Ashoka ist Gründungsmitglied im Social Entrepreneurship Netzwerk Deutschland

Sozialunternehmer bewegen Gesellschaft. Für die volle Entfaltung ihres Potenzials bedarf es jedoch einer breiten Unterstützung von Seiten der Öffentlichkeit, der Förderinstitutionen, der Politik und vor allem einer engen Vernetzung aller Akteure der Szene.

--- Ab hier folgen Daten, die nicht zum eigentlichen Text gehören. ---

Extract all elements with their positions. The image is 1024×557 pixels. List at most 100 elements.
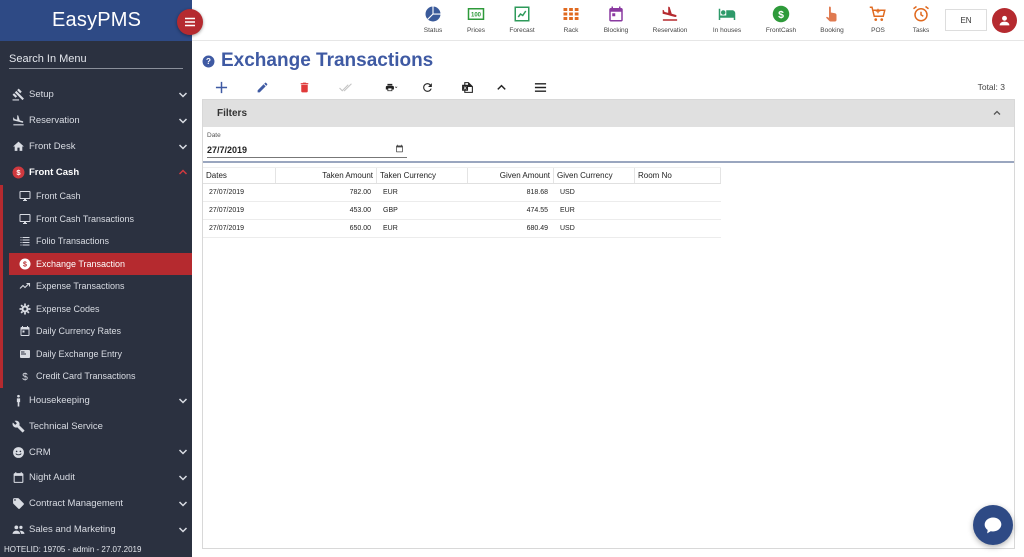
sidebar-item-front-desk[interactable]: Front Desk bbox=[0, 134, 192, 160]
sidebar-subitem-credit-card-transactions[interactable]: $ Credit Card Transactions bbox=[3, 365, 192, 388]
top-toolbar: Status 100 Prices Forecast Rack Blocking… bbox=[192, 0, 1024, 41]
help-icon[interactable]: ? bbox=[202, 55, 215, 68]
topbar-label: FrontCash bbox=[765, 27, 797, 34]
column-header-dates[interactable]: Dates bbox=[203, 168, 276, 183]
column-menu-button[interactable] bbox=[531, 79, 549, 95]
column-header-given-currency[interactable]: Given Currency bbox=[554, 168, 635, 183]
delete-button[interactable] bbox=[295, 79, 313, 95]
menu-search-input[interactable] bbox=[9, 53, 183, 69]
pencil-icon bbox=[257, 82, 267, 92]
topbar-rack-button[interactable]: Rack bbox=[546, 5, 596, 34]
sidebar-item-night-audit[interactable]: Night Audit bbox=[0, 465, 192, 491]
sidebar-subitem-front-cash-transactions[interactable]: Front Cash Transactions bbox=[3, 208, 192, 231]
topbar-label: Reservation bbox=[652, 27, 688, 34]
column-header-given-amount[interactable]: Given Amount bbox=[468, 168, 554, 183]
approve-button[interactable] bbox=[336, 79, 354, 95]
refresh-button[interactable] bbox=[418, 79, 436, 95]
calendar-icon bbox=[609, 6, 623, 22]
menu-toggle-button[interactable] bbox=[177, 9, 203, 35]
sidebar-subitem-label: Daily Currency Rates bbox=[36, 326, 122, 337]
sidebar-item-label: CRM bbox=[29, 446, 51, 458]
edit-button[interactable] bbox=[253, 79, 271, 95]
sidebar-subitem-expense-transactions[interactable]: Expense Transactions bbox=[3, 275, 192, 298]
printer-icon bbox=[385, 83, 397, 91]
topbar-forecast-button[interactable]: Forecast bbox=[497, 5, 547, 34]
topbar-prices-button[interactable]: 100 Prices bbox=[451, 5, 501, 34]
sidebar-item-label: Reservation bbox=[29, 115, 80, 127]
sidebar-item-technical-service[interactable]: Technical Service bbox=[0, 413, 192, 439]
column-header-room-no[interactable]: Room No bbox=[635, 168, 721, 183]
session-info: HOTELID: 19705 - admin - 27.07.2019 bbox=[4, 545, 142, 554]
pie-icon bbox=[425, 6, 441, 22]
filters-header[interactable]: Filters bbox=[203, 100, 1014, 127]
table-row[interactable]: 27/07/2019 782.00 EUR 818.68 USD bbox=[203, 184, 721, 202]
sidebar-item-setup[interactable]: Setup bbox=[0, 82, 192, 108]
column-header-taken-currency[interactable]: Taken Currency bbox=[377, 168, 468, 183]
sidebar-item-reservation[interactable]: Reservation bbox=[0, 108, 192, 134]
sidebar-subitem-label: Credit Card Transactions bbox=[36, 371, 136, 382]
chevron-up-icon[interactable] bbox=[992, 108, 1002, 118]
cell-given-currency: USD bbox=[560, 189, 575, 196]
svg-text:?: ? bbox=[206, 57, 211, 66]
topbar-frontcash-button[interactable]: $ FrontCash bbox=[756, 5, 806, 34]
sidebar: EasyPMS Setup Reservation Front Desk $ F… bbox=[0, 0, 192, 557]
topbar-reservation-button[interactable]: Reservation bbox=[645, 5, 695, 34]
sidebar-subitem-front-cash[interactable]: Front Cash bbox=[3, 185, 192, 208]
refresh-icon bbox=[422, 82, 432, 92]
topbar-blocking-button[interactable]: Blocking bbox=[591, 5, 641, 34]
plane-landing-icon bbox=[11, 114, 25, 128]
export-excel-button[interactable]: X bbox=[458, 79, 476, 95]
wrench-icon bbox=[11, 419, 25, 433]
cell-date: 27/07/2019 bbox=[209, 189, 245, 196]
monitor-icon bbox=[18, 189, 32, 203]
user-account-button[interactable] bbox=[992, 8, 1017, 33]
gear-icon bbox=[18, 302, 32, 316]
sidebar-item-label: Housekeeping bbox=[29, 395, 90, 407]
trend-icon bbox=[18, 279, 32, 293]
sidebar-item-housekeeping[interactable]: Housekeeping bbox=[0, 388, 192, 414]
sidebar-subitem-daily-currency-rates[interactable]: Daily Currency Rates bbox=[3, 320, 192, 343]
cell-given-amount: 680.49 bbox=[526, 225, 548, 232]
column-header-taken-amount[interactable]: Taken Amount bbox=[276, 168, 377, 183]
sidebar-subitem-expense-codes[interactable]: Expense Codes bbox=[3, 298, 192, 321]
list-icon bbox=[18, 234, 32, 248]
sidebar-item-sales-and-marketing[interactable]: Sales and Marketing bbox=[0, 517, 192, 543]
table-row[interactable]: 27/07/2019 453.00 GBP 474.55 EUR bbox=[203, 202, 721, 220]
sidebar-item-front-cash[interactable]: $ Front Cash bbox=[0, 159, 192, 185]
front-cash-submenu: Front Cash Front Cash Transactions Folio… bbox=[0, 185, 192, 388]
print-button[interactable] bbox=[378, 79, 404, 95]
home-icon bbox=[11, 139, 25, 153]
add-button[interactable] bbox=[212, 79, 230, 95]
cell-room-no bbox=[635, 184, 721, 201]
sidebar-item-contract-management[interactable]: Contract Management bbox=[0, 491, 192, 517]
sidebar-item-crm[interactable]: CRM bbox=[0, 439, 192, 465]
topbar-booking-button[interactable]: Booking bbox=[807, 5, 857, 34]
topbar-tasks-button[interactable]: Tasks bbox=[896, 5, 946, 34]
hamburger-icon bbox=[534, 82, 546, 92]
topbar-label: Rack bbox=[563, 27, 579, 34]
calendar-icon bbox=[11, 471, 25, 485]
calendar-icon[interactable] bbox=[395, 144, 404, 153]
exchange-transactions-grid: Dates Taken Amount Taken Currency Given … bbox=[203, 167, 721, 238]
sidebar-subitem-label: Exchange Transaction bbox=[36, 258, 126, 269]
dollar-icon: $ bbox=[18, 369, 32, 383]
table-row[interactable]: 27/07/2019 650.00 EUR 680.49 USD bbox=[203, 220, 721, 238]
svg-text:$: $ bbox=[778, 9, 784, 21]
svg-text:100: 100 bbox=[471, 13, 482, 19]
cell-date: 27/07/2019 bbox=[209, 207, 245, 214]
language-selector[interactable]: EN bbox=[945, 9, 987, 31]
sidebar-item-label: Front Desk bbox=[29, 140, 76, 152]
app-logo-title[interactable]: EasyPMS bbox=[52, 9, 141, 32]
collapse-toolbar-button[interactable] bbox=[492, 79, 510, 95]
dollar-circle-icon: $ bbox=[18, 257, 32, 271]
grid-icon bbox=[563, 8, 579, 20]
cell-given-currency: EUR bbox=[560, 207, 575, 214]
topbar-in-houses-button[interactable]: In houses bbox=[702, 5, 752, 34]
sidebar-subitem-daily-exchange-entry[interactable]: Daily Exchange Entry bbox=[3, 343, 192, 366]
chat-button[interactable] bbox=[973, 505, 1013, 545]
topbar-label: Status bbox=[423, 27, 443, 34]
user-icon bbox=[999, 15, 1010, 26]
date-field[interactable] bbox=[207, 142, 407, 158]
sidebar-subitem-folio-transactions[interactable]: Folio Transactions bbox=[3, 230, 192, 253]
sidebar-subitem-exchange-transaction[interactable]: $ Exchange Transaction bbox=[9, 252, 192, 276]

Um diese Entwicklung voranzutreiben, hat sich im Dezember 2016 eine Arbeitsgruppe im Rahmen des Bundesverband Deutsche Startups e.V. (BVDS) gebildet. Der BVDS arbeitet daran, die Interessen der SozialunternehmerInnen zu erfassen und gemeinsam nach außen zu vertreten bzw. gegenüber der Politik zu artikulieren. Ganz konkret heißt das, sich mit Politikern zu vernetzen, Veranstaltungen zu organisieren, zu informieren und relevante JournalistInnen anzusprechen. Ein Positionspapier hat der Bundesverband schon verfasst und auch schon einigen Politikern vorgestellt.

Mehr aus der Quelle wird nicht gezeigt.